Delegado e investigadores serão remanejados de Colniza após liberdade;

Com o afastamento de Pick e dos investigadores, a delegacia de Colniza agora conta com o suporte de policiais do Grupo Armado de Resposta Rápida (Garra) lotados em Juína e com a atuação do delegado de Aripuanã, Alexandre da Silva Nazareth, que responderá pelos dois municípios.

A Diretoria da Polícia Civil ainda não definiu uma unidade para remanejar o delegado Edison Ricardo Pick e os investigadores Ricardo Sanches e Woshigton Kester Vieira, acusados de tortura contra pelo menos 3 vítimas em Colniza (1.065 km a noroeste de Cuiabá). Enquanto as investigações sobre o caso e a instrução processual estiverem em andamento eles deverão permanecer afastados da delegacia de Colniza.

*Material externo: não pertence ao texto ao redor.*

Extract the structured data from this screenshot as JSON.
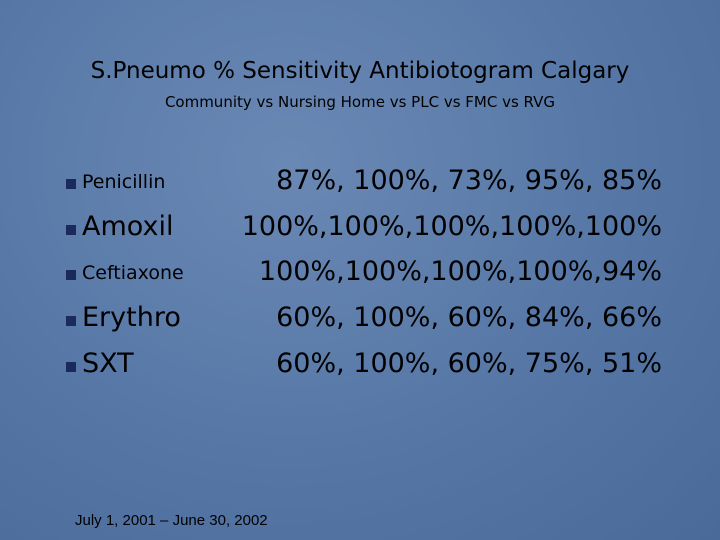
{
  "header": {
    "title": "S.Pneumo % Sensitivity Antibiotogram Calgary",
    "subtitle": "Community vs Nursing Home vs PLC vs FMC vs RVG"
  },
  "items": [
    {
      "name": "Penicillin",
      "values": "87%, 100%, 73%, 95%, 85%"
    },
    {
      "name": "Amoxil",
      "values": "100%,100%,100%,100%,100%"
    },
    {
      "name": "Ceftiaxone",
      "values": "100%,100%,100%,100%,94%"
    },
    {
      "name": "Erythro",
      "values": "60%, 100%, 60%, 84%, 66%"
    },
    {
      "name": "SXT",
      "values": "60%, 100%, 60%, 75%, 51%"
    }
  ],
  "footer": {
    "date_range": "July 1, 2001 – June 30, 2002"
  }
}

Eles foram presos na Operação Cruciatus, deflagrada pelo Grupo de Atuação Especial Contra o Crime Organizado (Gaeco) no dia 16 deste mês, mas ganharam liberdade 3 dias depois, por força de habeas corpus concedidos pelo Tribunal de Justiça de Mato Grosso. Após a prisão em Colniza os policiais foram encaminhados para o Centro de Custódia da Capital (CCC), mas já deixaram a unidade prisional.

Com o afastamento de Pick e dos investigadores, a delegacia de Colniza agora conta com o suporte de policiais do Grupo Armado de Resposta Rápida (Garra) lotados em Juína e com a atuação do delegado de Aripuanã, Alexandre da Silva Nazareth, que responderá pelos dois municípios. Dois novos investigadores também serão lotados em breve na unidade policial, segundo a assessoria.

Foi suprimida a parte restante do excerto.